We are pleased to introduce this collection of papers in the special issue on Big Data, IoT Streams and Heterogeneous Source Mining. Earlier versions of these extended papers were presented at BigMine 17—a KDD 2017 workshop, which was held in Halifax, Canada, on 14 August 2017. After the workshop, we invited the authors of the long-presentation papers to submit an extended version of their papers to this special issue with JDSA. The reviewers of JDSA conducted a thorough review process for the extended papers. Finally, we accepted five papers for this special issue. These papers involve a number of applications from evolving news streams to event detection in time-series data, covering a range of techniques from clustering to deep learning. These five papers are roughly classified into two categories, as follows.

Evolving Data Streams

  • BFSPMiner: An Effective and Efficient Batch-Free Algorithm for Mining Sequential Patterns over Data Streams [1] presents a method for efficiently mining patterns in streams without being constrained to the traditional batch-based processing.

  • Analyzing Evolving Stories in News Articles [2] detects the origin of an event in news streams and can segment the timeline into disjoint groups of coherent news articles.

Process Models and Anomaly Detection

  • AdaHash: Hashing-Based Scalable, Adaptive Hierarchical Clustering of Streaming Data on Map-Reduce Frameworks [3] proposes a hierarchical clustering method on Map-Reduce which responds rapidly to new data.
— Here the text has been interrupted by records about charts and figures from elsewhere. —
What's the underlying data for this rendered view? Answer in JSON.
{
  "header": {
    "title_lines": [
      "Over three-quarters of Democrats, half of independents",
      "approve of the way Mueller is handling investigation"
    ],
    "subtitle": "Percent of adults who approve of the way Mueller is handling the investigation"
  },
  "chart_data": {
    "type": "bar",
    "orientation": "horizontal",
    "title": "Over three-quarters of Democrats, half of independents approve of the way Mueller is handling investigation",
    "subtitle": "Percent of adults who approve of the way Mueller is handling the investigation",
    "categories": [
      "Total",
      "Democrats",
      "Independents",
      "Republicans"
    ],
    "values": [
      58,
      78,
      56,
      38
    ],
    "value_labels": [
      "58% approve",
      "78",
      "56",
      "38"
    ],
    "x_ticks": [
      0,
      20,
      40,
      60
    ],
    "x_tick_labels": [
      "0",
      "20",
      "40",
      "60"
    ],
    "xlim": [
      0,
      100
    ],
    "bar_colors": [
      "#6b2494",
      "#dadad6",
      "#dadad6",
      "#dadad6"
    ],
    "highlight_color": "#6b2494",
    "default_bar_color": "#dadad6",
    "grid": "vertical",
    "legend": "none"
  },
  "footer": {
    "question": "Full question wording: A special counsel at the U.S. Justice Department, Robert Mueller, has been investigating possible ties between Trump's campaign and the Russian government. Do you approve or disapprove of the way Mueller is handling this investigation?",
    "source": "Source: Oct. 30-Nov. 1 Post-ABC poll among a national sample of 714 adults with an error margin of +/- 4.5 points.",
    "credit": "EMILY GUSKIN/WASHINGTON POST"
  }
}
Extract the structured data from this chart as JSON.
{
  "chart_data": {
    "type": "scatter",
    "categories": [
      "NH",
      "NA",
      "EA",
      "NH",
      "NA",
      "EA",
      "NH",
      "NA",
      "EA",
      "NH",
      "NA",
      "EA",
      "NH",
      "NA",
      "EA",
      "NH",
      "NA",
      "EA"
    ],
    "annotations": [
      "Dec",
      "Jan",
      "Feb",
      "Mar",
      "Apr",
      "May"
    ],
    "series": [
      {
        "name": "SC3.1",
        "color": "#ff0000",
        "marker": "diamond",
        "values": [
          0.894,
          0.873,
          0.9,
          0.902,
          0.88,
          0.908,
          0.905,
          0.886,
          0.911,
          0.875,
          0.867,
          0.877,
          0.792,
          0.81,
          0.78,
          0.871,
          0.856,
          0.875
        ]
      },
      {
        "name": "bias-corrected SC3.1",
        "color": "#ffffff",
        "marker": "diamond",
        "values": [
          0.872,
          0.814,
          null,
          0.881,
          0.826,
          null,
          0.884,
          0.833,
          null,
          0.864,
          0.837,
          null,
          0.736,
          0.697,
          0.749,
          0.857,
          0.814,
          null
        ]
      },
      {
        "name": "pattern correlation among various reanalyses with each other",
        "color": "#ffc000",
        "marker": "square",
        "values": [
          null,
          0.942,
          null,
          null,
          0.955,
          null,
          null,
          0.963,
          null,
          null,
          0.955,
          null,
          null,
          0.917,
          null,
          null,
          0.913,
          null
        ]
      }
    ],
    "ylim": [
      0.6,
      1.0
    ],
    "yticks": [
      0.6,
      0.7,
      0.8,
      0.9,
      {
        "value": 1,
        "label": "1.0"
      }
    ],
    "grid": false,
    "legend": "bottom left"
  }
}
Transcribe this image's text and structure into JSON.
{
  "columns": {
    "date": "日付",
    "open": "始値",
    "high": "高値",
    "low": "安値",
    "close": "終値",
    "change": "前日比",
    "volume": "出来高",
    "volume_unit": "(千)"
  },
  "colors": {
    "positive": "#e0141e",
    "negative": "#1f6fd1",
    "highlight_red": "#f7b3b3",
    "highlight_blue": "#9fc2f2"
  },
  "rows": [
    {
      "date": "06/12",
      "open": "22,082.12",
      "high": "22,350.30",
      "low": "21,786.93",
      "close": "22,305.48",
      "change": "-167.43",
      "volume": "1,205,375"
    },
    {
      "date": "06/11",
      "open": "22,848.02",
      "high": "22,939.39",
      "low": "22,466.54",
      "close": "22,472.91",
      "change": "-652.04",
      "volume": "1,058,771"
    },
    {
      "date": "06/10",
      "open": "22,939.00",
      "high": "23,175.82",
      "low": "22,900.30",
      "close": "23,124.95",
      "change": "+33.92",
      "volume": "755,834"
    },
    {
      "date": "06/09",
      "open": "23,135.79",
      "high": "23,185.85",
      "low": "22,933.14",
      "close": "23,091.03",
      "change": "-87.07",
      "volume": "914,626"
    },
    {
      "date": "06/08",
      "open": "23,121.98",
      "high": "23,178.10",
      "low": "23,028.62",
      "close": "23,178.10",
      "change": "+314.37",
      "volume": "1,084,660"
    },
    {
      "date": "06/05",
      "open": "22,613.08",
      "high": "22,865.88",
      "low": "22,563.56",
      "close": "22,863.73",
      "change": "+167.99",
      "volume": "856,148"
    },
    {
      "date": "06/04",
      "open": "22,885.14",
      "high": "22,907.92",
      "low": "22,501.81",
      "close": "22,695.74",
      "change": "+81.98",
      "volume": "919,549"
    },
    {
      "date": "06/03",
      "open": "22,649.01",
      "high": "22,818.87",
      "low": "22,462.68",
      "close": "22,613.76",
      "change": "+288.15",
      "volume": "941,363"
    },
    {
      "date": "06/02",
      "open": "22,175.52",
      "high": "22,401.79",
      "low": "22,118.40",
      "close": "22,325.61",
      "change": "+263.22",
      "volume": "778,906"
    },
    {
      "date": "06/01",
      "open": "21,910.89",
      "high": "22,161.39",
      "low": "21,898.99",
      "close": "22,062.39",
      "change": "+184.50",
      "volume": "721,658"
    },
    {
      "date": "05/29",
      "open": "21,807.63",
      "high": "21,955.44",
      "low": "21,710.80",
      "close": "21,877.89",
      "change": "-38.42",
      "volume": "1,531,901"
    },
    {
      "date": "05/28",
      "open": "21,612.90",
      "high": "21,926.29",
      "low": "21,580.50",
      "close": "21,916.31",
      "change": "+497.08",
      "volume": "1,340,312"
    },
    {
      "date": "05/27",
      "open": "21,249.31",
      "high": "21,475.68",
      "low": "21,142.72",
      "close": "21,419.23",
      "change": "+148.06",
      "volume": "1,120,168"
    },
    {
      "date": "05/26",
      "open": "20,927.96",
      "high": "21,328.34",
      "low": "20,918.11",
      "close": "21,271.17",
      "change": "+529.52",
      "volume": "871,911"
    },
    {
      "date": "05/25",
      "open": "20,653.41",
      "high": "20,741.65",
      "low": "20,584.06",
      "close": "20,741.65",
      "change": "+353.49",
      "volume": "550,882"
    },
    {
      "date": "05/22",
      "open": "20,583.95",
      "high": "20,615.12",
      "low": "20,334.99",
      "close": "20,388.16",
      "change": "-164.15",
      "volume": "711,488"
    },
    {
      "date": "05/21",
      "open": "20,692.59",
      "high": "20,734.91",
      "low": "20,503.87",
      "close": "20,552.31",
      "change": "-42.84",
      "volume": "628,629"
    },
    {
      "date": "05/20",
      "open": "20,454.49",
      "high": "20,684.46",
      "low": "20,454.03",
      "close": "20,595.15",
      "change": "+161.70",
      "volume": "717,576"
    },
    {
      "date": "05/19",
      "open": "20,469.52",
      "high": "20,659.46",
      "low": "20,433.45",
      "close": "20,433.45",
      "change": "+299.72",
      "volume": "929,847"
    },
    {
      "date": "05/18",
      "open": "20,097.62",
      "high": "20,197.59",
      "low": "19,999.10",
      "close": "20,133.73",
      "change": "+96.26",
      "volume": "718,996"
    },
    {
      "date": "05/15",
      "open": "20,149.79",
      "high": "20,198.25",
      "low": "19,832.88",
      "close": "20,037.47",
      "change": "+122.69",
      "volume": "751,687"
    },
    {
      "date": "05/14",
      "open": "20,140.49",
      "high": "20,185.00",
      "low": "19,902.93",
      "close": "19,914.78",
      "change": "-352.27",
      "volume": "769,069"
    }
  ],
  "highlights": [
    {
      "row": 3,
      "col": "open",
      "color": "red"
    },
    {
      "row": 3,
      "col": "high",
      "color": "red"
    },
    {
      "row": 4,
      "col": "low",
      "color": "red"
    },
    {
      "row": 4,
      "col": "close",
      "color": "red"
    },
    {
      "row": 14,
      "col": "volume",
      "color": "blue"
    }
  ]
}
  • Online Conformance Checking: Relating Event Streams to Process Models using Prefix-Alignments [4] provides a novel approach to incrementally compute prefix-alignments, thus paving the way for real-time online conformance checking.

  • dLSTM: a new approach for anomaly detection using deep learning with delayed prediction [5] develops a method based on several LSTMs that can detect anomalies in time-series data and dynamically select the most appropriate model for prediction.

We believe that these papers offer an excellent snapshot of the variety of methods and applications currently studied in the data stream literature, and are relevant to researchers as well as practitioners in industry who are looking to meet the challenges posed in this modern area of ubiquitous data streams.